K-L is a generalization of the singular value decomposition of a matrix, which can be written as a sum of outer products of vectors. The covariance K plays the role of the Gram matrix inner products (in probability) of "columns" of the process for different values of s and t. A number of SVD results have K-L analogs, most notably that the best approximation of the process results from truncating the expansion, if the eigenvalues are arranged in nonincreasing order.

Because the Z_j in the expansion are uncorrelated, the variance of X is just the sum of the eigenvalues. This is the trace of K, which is the integral of K(s,s); in this case, the result is 2. But we can also calculuate the variance in a truncation of the expansion by summing only some of the eigenvalues.

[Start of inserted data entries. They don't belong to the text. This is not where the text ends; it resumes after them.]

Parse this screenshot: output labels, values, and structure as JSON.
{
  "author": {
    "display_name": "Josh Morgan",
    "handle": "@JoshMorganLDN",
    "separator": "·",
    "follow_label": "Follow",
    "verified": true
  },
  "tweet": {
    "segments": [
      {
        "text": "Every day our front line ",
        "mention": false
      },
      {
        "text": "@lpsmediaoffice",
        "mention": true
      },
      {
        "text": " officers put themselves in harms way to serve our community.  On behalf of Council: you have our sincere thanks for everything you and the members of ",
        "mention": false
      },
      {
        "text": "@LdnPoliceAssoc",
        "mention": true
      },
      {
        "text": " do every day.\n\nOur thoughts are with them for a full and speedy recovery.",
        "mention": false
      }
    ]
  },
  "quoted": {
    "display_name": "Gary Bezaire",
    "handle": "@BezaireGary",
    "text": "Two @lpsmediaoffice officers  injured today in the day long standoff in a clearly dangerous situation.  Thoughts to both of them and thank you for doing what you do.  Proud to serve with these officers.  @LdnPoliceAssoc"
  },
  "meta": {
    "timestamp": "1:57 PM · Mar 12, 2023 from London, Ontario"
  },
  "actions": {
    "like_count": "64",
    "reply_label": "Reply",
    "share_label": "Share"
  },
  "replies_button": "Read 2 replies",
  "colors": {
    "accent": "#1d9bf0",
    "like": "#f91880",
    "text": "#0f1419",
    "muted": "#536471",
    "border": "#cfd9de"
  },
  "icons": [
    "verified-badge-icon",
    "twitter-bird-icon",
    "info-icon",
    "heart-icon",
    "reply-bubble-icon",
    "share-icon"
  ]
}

For example, suppose the process X has the exponential covariance in K above. The eigenvalues show that 95% of the variance in the process is captured by the first 10 K-L modes:

```lambda = diag(Lambda); sum(lambda(1:10)) / 2 ```
```ans = 0.957887547062563 ```

We can find realizations of X by selecting the random parameters Z_j in the expansion.

```Z = randn(10,400); X = Psi(:,1:10)*(sqrt(Lambda(1:10,1:10))*Z); plot(X(:,1:40)) mu = sum(X,2)/400; hold on, plot(mu,'k',LW,3) title('Random realizations, and the mean') ```

We should get roughly the original covariance function back.

```[S,T] = meshgrid(-1:.05:1); C = cov( X(-1:.05:1,:)' ); % covariance at discrete locations clf, mesh(S,T,C) hold on, plot3(S,T,K(S,T),'k.',MS,10) ```

If we shorten the correlation length of the process relative to the domain (i.e., more randomness), the amount of variance captured by the first 10 modes will decrease.

```K = @(s,t) exp(-4*abs(s-t)); % decrease correlation faster, then... F = fred( K, domain([-1,1]) ); lambda = eigs(F,24,'lm'); sum(lambda(1:10)) / 2 % ... a smaller fraction is captured ```
```ans = 0.835854015697241 ```

References:

[1] D. Xu, Numerical Methods for Stochastic Computations, Princeton University Press, 2010.